Kubernetes And Helm Notes

• Plain StatefulSet and the Helm-rendered one must stay semantically aligned.
• Helm defaults: serverConfig.mode=env, hostNetwork=true, serverConfig.p2pProxyAddress="" (entrypoint auto-detects via UDP-connect + getsockname), service.type=ClusterIP (Ingress-fronted), worldConfig.* split from serverConfig.*.
• shareProcessNamespace: true is required for the UI sidecar's pgrep-based serverRunning check.
• publishNotReadyAddresses: true on the Service keeps the UI reachable during game-container restarts (useful when uploading a patched WindowsServer).
• preStop hooks on sidecars are not safe: AppArmor's containerd profile puts the original PID 1 on a stricter policy than the shell kubelet spawns for preStop, so kill -TERM 1 silently drops. Both sidecars' entrypoints are trap-forwarding shells instead — kubelet's SIGTERM reaches the shell from the root namespace and the trap forwards to the child.

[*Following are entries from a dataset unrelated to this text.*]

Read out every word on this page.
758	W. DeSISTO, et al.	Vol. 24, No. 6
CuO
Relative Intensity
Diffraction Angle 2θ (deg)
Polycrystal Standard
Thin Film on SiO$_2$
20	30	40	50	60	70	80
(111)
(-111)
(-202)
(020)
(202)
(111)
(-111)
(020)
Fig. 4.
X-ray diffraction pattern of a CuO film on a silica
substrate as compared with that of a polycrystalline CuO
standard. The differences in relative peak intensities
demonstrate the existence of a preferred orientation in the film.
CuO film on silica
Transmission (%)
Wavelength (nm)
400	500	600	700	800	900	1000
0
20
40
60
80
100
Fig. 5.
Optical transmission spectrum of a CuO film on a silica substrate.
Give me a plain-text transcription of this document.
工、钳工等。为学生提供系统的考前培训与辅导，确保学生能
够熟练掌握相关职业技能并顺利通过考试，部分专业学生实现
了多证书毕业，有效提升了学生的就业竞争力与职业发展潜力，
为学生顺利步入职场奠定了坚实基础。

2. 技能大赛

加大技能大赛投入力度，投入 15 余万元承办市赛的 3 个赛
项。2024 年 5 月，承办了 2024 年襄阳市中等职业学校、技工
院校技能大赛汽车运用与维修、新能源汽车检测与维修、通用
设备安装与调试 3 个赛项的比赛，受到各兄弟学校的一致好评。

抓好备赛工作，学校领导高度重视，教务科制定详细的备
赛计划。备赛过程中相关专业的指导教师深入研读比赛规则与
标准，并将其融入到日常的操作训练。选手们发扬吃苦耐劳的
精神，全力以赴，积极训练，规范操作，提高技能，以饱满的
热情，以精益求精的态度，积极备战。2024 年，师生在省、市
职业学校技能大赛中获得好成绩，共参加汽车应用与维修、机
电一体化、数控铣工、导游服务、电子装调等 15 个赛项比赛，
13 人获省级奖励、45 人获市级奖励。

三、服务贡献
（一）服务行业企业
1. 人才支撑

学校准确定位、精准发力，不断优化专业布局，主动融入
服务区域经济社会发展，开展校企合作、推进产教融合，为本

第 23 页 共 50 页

Editing Rules For This Repo

• Prefer small, synchronized changes across docs and deployment surfaces over fixing only one path.
• Never commit real secrets. Passwords and webhook URLs come from env or Kubernetes Secrets.
• If you touch runtime defaults, update this README (and the env-var table above).
• If you change the UI JSON shape (/api/status, /api/config, etc.), update ui/app.js (and, where relevant, ui/index.html) in the same change. The browser and server must agree.
• If you touch published artifact names or tags, update both image and chart workflows in .github/workflows/.
• Don't add community-Docker-isms that depend on anonymous SteamCMD depot download — that path is blocked for Windrose and we intentionally do not try.
• memory/ files under ~/.claude/projects/-home-seslly-seslly-github-windrose-self-hosted/memory/ are Claude Code's persistent notes. When you discover a non-obvious fact about how Windrose or Proton behaves (e.g. the P2pProxyAddress / ICE host-candidate fix, the 0.0.0.0 getsockname dead end, the backend-assigned WorldIslandId), write it there so the next session has the context.

Testing And Safety

• windrose-0 in the games namespace is the live validation pod — expect it to be in use for real gameplay. Any agent-driven testing (shutdown timing, Helm template variants, image smoke) should go into a parallel Helm release (e.g. windrose-test in a separate namespace or with fullnameOverride=windrose-test and a different service.port) so the live pod is untouched.
• Saves live under R5/Saved/SaveProfiles/Default/RocksDB/<GameVersion>/Worlds/<island>/. A save's RocksDB can be read with ldb from rocksdb-tools (installed on the operator's WSL). Column families: R5BLIsland, R5BLBuilding, R5BLActor_*, R5BLPlayerInWorld, R5BLResourceSpawnPoint, etc. Useful for debugging world corruption, not a substitute for the backend's authoritative state.